The Pharmacist and Nurse Practitioner (NP) roles are not tied to any specific location as they float between buildings and floors. While the pharmacist is an employee of Lawton’s, the NP is salaried. The pharmacist at this LTCF works 20 hours a week on LTC matters such as bi-annual reviews, taking part in the LTC Pharmaceutical and Therapeutics committee (P&T), and addressing insurance and formulary issues with residents. In addition, his work is stretched out doing additional medication reviewing here and at other LTC facilities. The NP activities include assessments, doing medication reviews as special organizational projects (the anti-psychotic project, for example), writing prescriptions, educational activities, administrative responsibilities (for example the P&T committee), and functioning as a backup resource to nurses, LPNs and physicians. These roving HCPs engage with the floor staff, and are seen as authoritative problem solvers.
Physicians attend to the medical needs of the residents through weekly organized visits called Doctor Day. Through a provincial program called Care by Design, these physicians have agreed to be the designated doctor for one or multiple floors and to direct the care of the residents and accept an on-call schedule.
The daily care, however, is unquestionably in the hands of the RNs, LPNs and CCAs. Physicians are designated to lead several project-related activities such as filling out the Comprehensive Geriatric Assessment form (CGA), the bi-annual medication review, etc and use their pens and ink to sign off and contribute to the flowing stream of medications. They are self-employed and bill the provincial medicare plan in a piece-meal way.

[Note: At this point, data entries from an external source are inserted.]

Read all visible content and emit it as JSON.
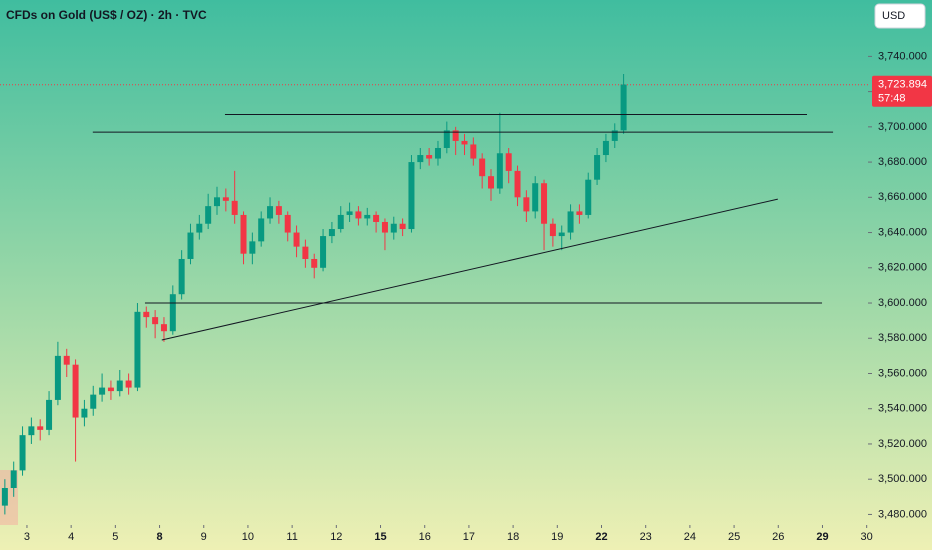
{
  "chart_data": {
    "type": "candlestick",
    "title": "CFDs on Gold (US$ / OZ) · 2h · TVC",
    "currency_button": "USD",
    "up_color": "#089981",
    "down_color": "#f23645",
    "line_color": "#131722",
    "xlim": [
      -0.61,
      19.03
    ],
    "ylim": [
      3474,
      3772
    ],
    "xticks": [
      {
        "value": 0,
        "label": "3"
      },
      {
        "value": 1,
        "label": "4"
      },
      {
        "value": 2,
        "label": "5"
      },
      {
        "value": 3,
        "label": "8"
      },
      {
        "value": 4,
        "label": "9"
      },
      {
        "value": 5,
        "label": "10"
      },
      {
        "value": 6,
        "label": "11"
      },
      {
        "value": 7,
        "label": "12"
      },
      {
        "value": 8,
        "label": "15"
      },
      {
        "value": 9,
        "label": "16"
      },
      {
        "value": 10,
        "label": "17"
      },
      {
        "value": 11,
        "label": "18"
      },
      {
        "value": 12,
        "label": "19"
      },
      {
        "value": 13,
        "label": "22"
      },
      {
        "value": 14,
        "label": "23"
      },
      {
        "value": 15,
        "label": "24"
      },
      {
        "value": 16,
        "label": "25"
      },
      {
        "value": 17,
        "label": "26"
      },
      {
        "value": 18,
        "label": "29"
      },
      {
        "value": 19,
        "label": "30"
      }
    ],
    "yticks": [
      {
        "value": 3480,
        "label": "3,480.000"
      },
      {
        "value": 3500,
        "label": "3,500.000"
      },
      {
        "value": 3520,
        "label": "3,520.000"
      },
      {
        "value": 3540,
        "label": "3,540.000"
      },
      {
        "value": 3560,
        "label": "3,560.000"
      },
      {
        "value": 3580,
        "label": "3,580.000"
      },
      {
        "value": 3600,
        "label": "3,600.000"
      },
      {
        "value": 3620,
        "label": "3,620.000"
      },
      {
        "value": 3640,
        "label": "3,640.000"
      },
      {
        "value": 3660,
        "label": "3,660.000"
      },
      {
        "value": 3680,
        "label": "3,680.000"
      },
      {
        "value": 3700,
        "label": "3,700.000"
      },
      {
        "value": 3720,
        "label": "3,720.000"
      },
      {
        "value": 3740,
        "label": "3,740.000"
      }
    ],
    "x": [
      -0.5,
      -0.3,
      -0.1,
      0.1,
      0.3,
      0.5,
      0.7,
      0.9,
      1.1,
      1.3,
      1.5,
      1.7,
      1.9,
      2.1,
      2.3,
      2.5,
      2.7,
      2.9,
      3.1,
      3.3,
      3.5,
      3.7,
      3.9,
      4.1,
      4.3,
      4.5,
      4.7,
      4.9,
      5.1,
      5.3,
      5.5,
      5.7,
      5.9,
      6.1,
      6.3,
      6.5,
      6.7,
      6.9,
      7.1,
      7.3,
      7.5,
      7.7,
      7.9,
      8.1,
      8.3,
      8.5,
      8.7,
      8.9,
      9.1,
      9.3,
      9.5,
      9.7,
      9.9,
      10.1,
      10.3,
      10.5,
      10.7,
      10.9,
      11.1,
      11.3,
      11.5,
      11.7,
      11.9,
      12.1,
      12.3,
      12.5,
      12.7,
      12.9,
      13.1,
      13.3,
      13.5
    ],
    "open": [
      3485,
      3495,
      3505,
      3525,
      3530,
      3528,
      3545,
      3570,
      3565,
      3535,
      3540,
      3548,
      3552,
      3550,
      3556,
      3552,
      3595,
      3592,
      3588,
      3584,
      3605,
      3625,
      3640,
      3645,
      3655,
      3660,
      3658,
      3650,
      3628,
      3635,
      3648,
      3655,
      3650,
      3640,
      3632,
      3625,
      3620,
      3638,
      3642,
      3650,
      3652,
      3648,
      3650,
      3646,
      3640,
      3645,
      3642,
      3680,
      3684,
      3682,
      3688,
      3698,
      3692,
      3690,
      3682,
      3672,
      3665,
      3685,
      3675,
      3660,
      3652,
      3668,
      3645,
      3638,
      3640,
      3652,
      3650,
      3670,
      3684,
      3692,
      3698
    ],
    "high": [
      3500,
      3510,
      3530,
      3535,
      3534,
      3550,
      3578,
      3574,
      3568,
      3545,
      3553,
      3560,
      3556,
      3562,
      3560,
      3600,
      3598,
      3596,
      3592,
      3610,
      3630,
      3645,
      3650,
      3662,
      3666,
      3665,
      3675,
      3652,
      3640,
      3652,
      3660,
      3658,
      3652,
      3644,
      3636,
      3628,
      3642,
      3646,
      3655,
      3657,
      3655,
      3654,
      3652,
      3648,
      3649,
      3648,
      3684,
      3688,
      3688,
      3692,
      3703,
      3700,
      3696,
      3694,
      3685,
      3676,
      3708,
      3688,
      3678,
      3664,
      3672,
      3670,
      3648,
      3644,
      3656,
      3656,
      3674,
      3688,
      3696,
      3702,
      3730
    ],
    "low": [
      3480,
      3490,
      3502,
      3520,
      3522,
      3525,
      3542,
      3558,
      3510,
      3530,
      3536,
      3544,
      3545,
      3547,
      3548,
      3550,
      3586,
      3580,
      3578,
      3582,
      3602,
      3622,
      3636,
      3642,
      3650,
      3652,
      3645,
      3622,
      3622,
      3632,
      3645,
      3645,
      3635,
      3626,
      3620,
      3614,
      3618,
      3634,
      3640,
      3646,
      3644,
      3644,
      3640,
      3630,
      3636,
      3638,
      3640,
      3676,
      3678,
      3678,
      3685,
      3684,
      3684,
      3678,
      3665,
      3658,
      3662,
      3668,
      3655,
      3646,
      3648,
      3630,
      3632,
      3630,
      3636,
      3645,
      3648,
      3667,
      3680,
      3688,
      3696
    ],
    "close": [
      3495,
      3505,
      3525,
      3530,
      3528,
      3545,
      3570,
      3565,
      3535,
      3540,
      3548,
      3552,
      3550,
      3556,
      3552,
      3595,
      3592,
      3588,
      3584,
      3605,
      3625,
      3640,
      3645,
      3655,
      3660,
      3658,
      3650,
      3628,
      3635,
      3648,
      3655,
      3650,
      3640,
      3632,
      3625,
      3620,
      3638,
      3642,
      3650,
      3652,
      3648,
      3650,
      3646,
      3640,
      3645,
      3642,
      3680,
      3684,
      3682,
      3688,
      3698,
      3692,
      3690,
      3682,
      3672,
      3665,
      3685,
      3675,
      3660,
      3652,
      3668,
      3645,
      3638,
      3640,
      3652,
      3650,
      3670,
      3684,
      3692,
      3698,
      3724
    ],
    "drawings": [
      {
        "x1": 4.48,
        "y1": 3707,
        "x2": 17.65,
        "y2": 3707
      },
      {
        "x1": 1.49,
        "y1": 3697,
        "x2": 18.24,
        "y2": 3697
      },
      {
        "x1": 2.67,
        "y1": 3600,
        "x2": 17.99,
        "y2": 3600
      },
      {
        "x1": 3.05,
        "y1": 3579,
        "x2": 16.99,
        "y2": 3659
      }
    ],
    "last_price": {
      "value": 3723.894,
      "label": "3,723.894",
      "countdown": "57:48"
    }
  }
}
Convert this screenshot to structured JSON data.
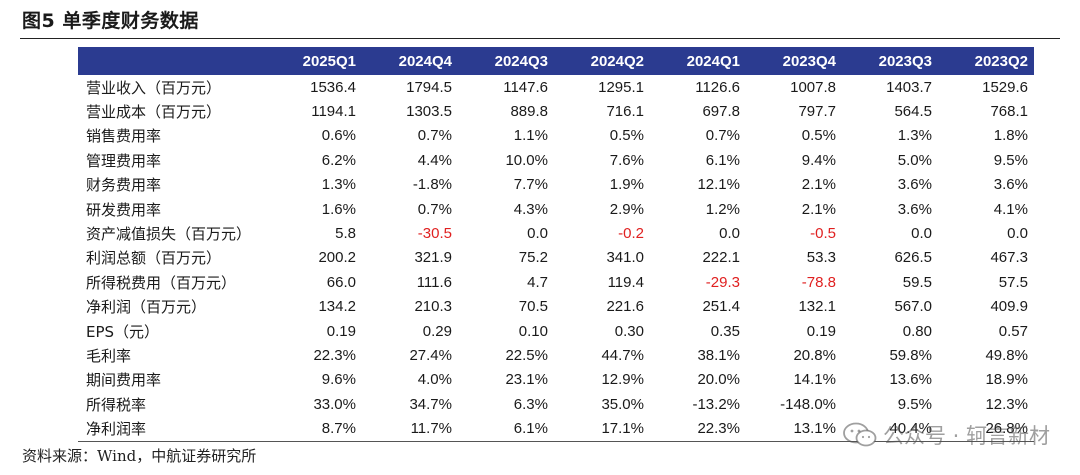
{
  "figure": {
    "title": "图5  单季度财务数据",
    "source": "资料来源：Wind，中航证券研究所"
  },
  "watermark": {
    "text": "公众号 · 轲言新材",
    "icon": "wechat-icon"
  },
  "colors": {
    "header_bg": "#2b3b90",
    "negative": "#e02020"
  },
  "table": {
    "columns": [
      "",
      "2025Q1",
      "2024Q4",
      "2024Q3",
      "2024Q2",
      "2024Q1",
      "2023Q4",
      "2023Q3",
      "2023Q2"
    ],
    "rows": [
      {
        "label": "营业收入（百万元）",
        "values": [
          "1536.4",
          "1794.5",
          "1147.6",
          "1295.1",
          "1126.6",
          "1007.8",
          "1403.7",
          "1529.6"
        ]
      },
      {
        "label": "营业成本（百万元）",
        "values": [
          "1194.1",
          "1303.5",
          "889.8",
          "716.1",
          "697.8",
          "797.7",
          "564.5",
          "768.1"
        ]
      },
      {
        "label": "销售费用率",
        "values": [
          "0.6%",
          "0.7%",
          "1.1%",
          "0.5%",
          "0.7%",
          "0.5%",
          "1.3%",
          "1.8%"
        ]
      },
      {
        "label": "管理费用率",
        "values": [
          "6.2%",
          "4.4%",
          "10.0%",
          "7.6%",
          "6.1%",
          "9.4%",
          "5.0%",
          "9.5%"
        ]
      },
      {
        "label": "财务费用率",
        "values": [
          "1.3%",
          "-1.8%",
          "7.7%",
          "1.9%",
          "12.1%",
          "2.1%",
          "3.6%",
          "3.6%"
        ]
      },
      {
        "label": "研发费用率",
        "values": [
          "1.6%",
          "0.7%",
          "4.3%",
          "2.9%",
          "1.2%",
          "2.1%",
          "3.6%",
          "4.1%"
        ]
      },
      {
        "label": "资产减值损失（百万元）",
        "values": [
          "5.8",
          "-30.5",
          "0.0",
          "-0.2",
          "0.0",
          "-0.5",
          "0.0",
          "0.0"
        ]
      },
      {
        "label": "利润总额（百万元）",
        "values": [
          "200.2",
          "321.9",
          "75.2",
          "341.0",
          "222.1",
          "53.3",
          "626.5",
          "467.3"
        ]
      },
      {
        "label": "所得税费用（百万元）",
        "values": [
          "66.0",
          "111.6",
          "4.7",
          "119.4",
          "-29.3",
          "-78.8",
          "59.5",
          "57.5"
        ]
      },
      {
        "label": "净利润（百万元）",
        "values": [
          "134.2",
          "210.3",
          "70.5",
          "221.6",
          "251.4",
          "132.1",
          "567.0",
          "409.9"
        ]
      },
      {
        "label": "EPS（元）",
        "values": [
          "0.19",
          "0.29",
          "0.10",
          "0.30",
          "0.35",
          "0.19",
          "0.80",
          "0.57"
        ]
      },
      {
        "label": "毛利率",
        "values": [
          "22.3%",
          "27.4%",
          "22.5%",
          "44.7%",
          "38.1%",
          "20.8%",
          "59.8%",
          "49.8%"
        ]
      },
      {
        "label": "期间费用率",
        "values": [
          "9.6%",
          "4.0%",
          "23.1%",
          "12.9%",
          "20.0%",
          "14.1%",
          "13.6%",
          "18.9%"
        ]
      },
      {
        "label": "所得税率",
        "values": [
          "33.0%",
          "34.7%",
          "6.3%",
          "35.0%",
          "-13.2%",
          "-148.0%",
          "9.5%",
          "12.3%"
        ]
      },
      {
        "label": "净利润率",
        "values": [
          "8.7%",
          "11.7%",
          "6.1%",
          "17.1%",
          "22.3%",
          "13.1%",
          "40.4%",
          "26.8%"
        ]
      }
    ],
    "red_cells": [
      [
        6,
        1
      ],
      [
        6,
        3
      ],
      [
        6,
        5
      ],
      [
        8,
        4
      ],
      [
        8,
        5
      ]
    ]
  }
}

Finally, residents have significant work and responsibility around their own medical states and burden of treatment. Medications featured as a consequential topic for many of the residents I talked with. The daily work involved by the residents seems largely invisible and unacknowledged (Strauss 1997). As a brief example, I discovered that resident Mrs. J. carefully collected and tended to the discarded MARs so she could keep track of her 20 plus medications, while resident Mr. L. told me that every day he carefully observes and counts his ten morning medications:
"I line them up by shape, size and colour so I know what I am taking. One day other pills showed up and I asked [name of LPN] “what is going on, guys?” Well, apparently the doctor increased this one drug and took another away. Whatever! I have faith in them (resident interview #8).